Une autre image forte d’empreinte numérique s’est invitée dans l’actualité. Après son élection surprise l’an dernier, Alexandria Ocasio-Cortez, la jeune star démocrate du Bronx, a vu ses adversaires scruter son passé. En janvier, une vidéo de 2010 où la plus jeune membre du Congrès danse pour faire la promotion de Boston University a refait surface. Si ses adversaires politiques cherchaient à miner sa crédibilité, le phénomène a rapidement pris de l’ampleur en ligne et semble avoir nui davantage à ses détracteurs qu’à la populaire représentante.

Depuis plusieurs mois, les manifestants de Hong Kong luttent activement contre leurs traces numériques. Le masque médical, déjà présent dans l’ancienne colonie britannique, s’est répandu pendant les protestations en raison de la protection qu’il offre contre les gaz, mais surtout contre le service de surveillance. D’une certaine façon, cet accessoire tente d’amener dans la rue, l’anonymat des réseaux sociaux, sans en conserver l’historique des données.

Photo : Studio Incendo (flickr.com)

 

3- Poursuite de la transformation du commerce de détail

Depuis plusieurs années, les géants du commerce de détail disparaissent à un rythme effréné. Après Sears et Toy’R Us qui ont opté pour la protection envers leurs créanciers en 2018, les difficultés sont demeurées vives pour les géants des magasins à rayons. Les victimes les plus connues de l’année sont Payless ShoeSource et Forever21. Le dépôt des livres de Forever21 représentait, fin septembre, la 35e faillite d’importance notable aux États-Unis, du nombre près de 7 faillites majeures sur 10 ont été enregistrées dans l’univers du commerce de détail.

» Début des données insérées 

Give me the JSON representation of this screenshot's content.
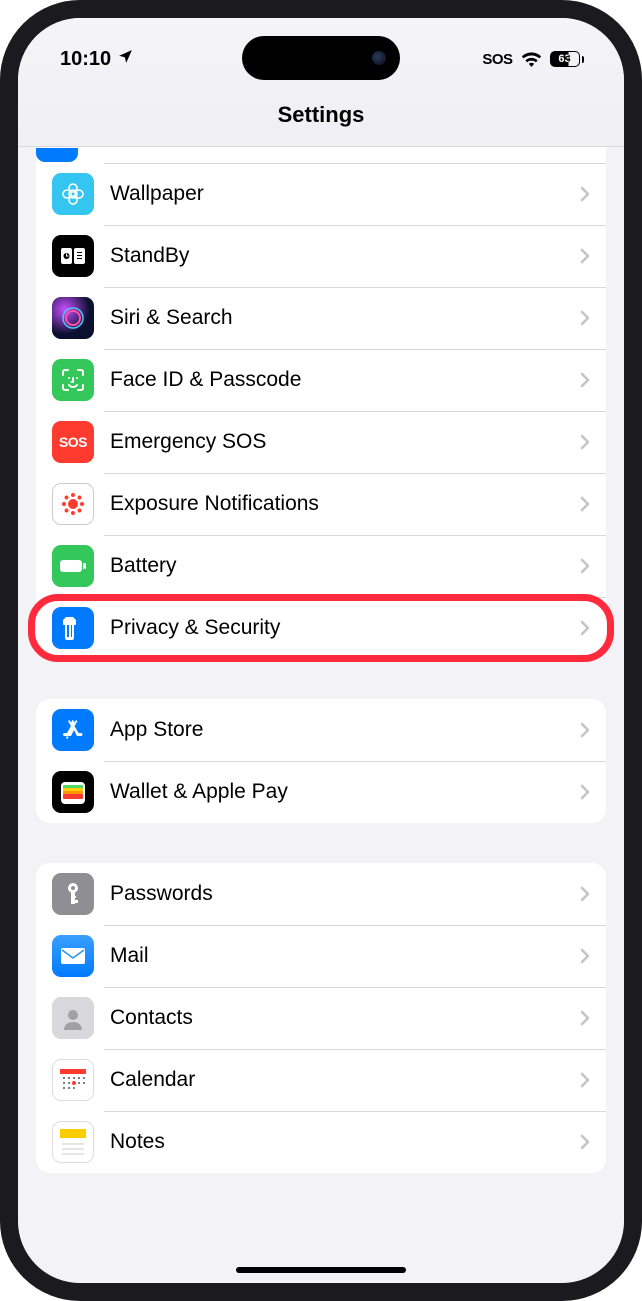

En plus des faillites, de nombreuses marques réduisent leur présence physique et ferment des magasins. Chez nous, Lowe’s fermera 24 quincailleries RONA qui s’ajouteront aux fermetures de GAP, Abercrombie & Fitch et de Williams-Sonoma. Bentley, le détaillant de valises, a aussi annoncé en plein vendredi fou son intention de fermer plus de 92 succursales au pays, dont 25 au Québec.

Photo : Youtube

Aux États-Unis, ce sont près de 10 000 succursales des grandes chaînes qui auront été fermées en 2019, près du double de ceux mettant fin à leurs activités l’année précédente. Les fermetures de boutiques traditionnelles sont aussi le miroir d’une industrie qui peine à se réinventer. Les raisons de ces difficultés sont nombreuses, allant du refus de l’intégration des différents canaux de distribution (omnicanal) à la perte de pertinence des magasins physiques dans un monde où le commerce en ligne prend de plus en plus de place. Et pour plusieurs marques, le défi de pertinence ne se limite pas aux points de vente. Certaines n’ont tout simplement pas su adapter leur offre aux changements sociaux.

Cet automne, Victoria Secret’s a dû annuler son jadis populaire défilé de mannequins ailés en raison des critiques envers son manque de diversité et de la prise de conscience du problème que représente le fait de voir les femmes comme des objets. Pour rendre le terrain encore plus glissant, on a appris que la marque avait ses propres petits secrets quand elle s’est retrouvée associée au scandale Jeffrey Epstein. Rien de bon dans cette ère post-#MeToo. Le changement de mentalité sur l’instrumentalisation du corps est tel que l’auditoire du défilé ne représentait plus, en 2018, que le tiers de celui de 2013… Aucun « marketeur » sensé ne veut investir des ressources importantes pour confirmer une perception devenue négative de sa marque.

L’année qui s’achève et ses images fortes nous ont donc appris que notre « omniconnexion » nous rend anxieux et nuit à la santé mentale de certains. En plus, cette connexion génère des données qui sont à risque. En dépit de cette prise de conscience, les marques continueront à amasser autant de données qu’on leur permettra parce que ces dernières leur permettent de raffiner leur offre, de personnaliser leurs messages et de s’ajuster dans un univers de commerce de détail où seules les plus flexibles survivent.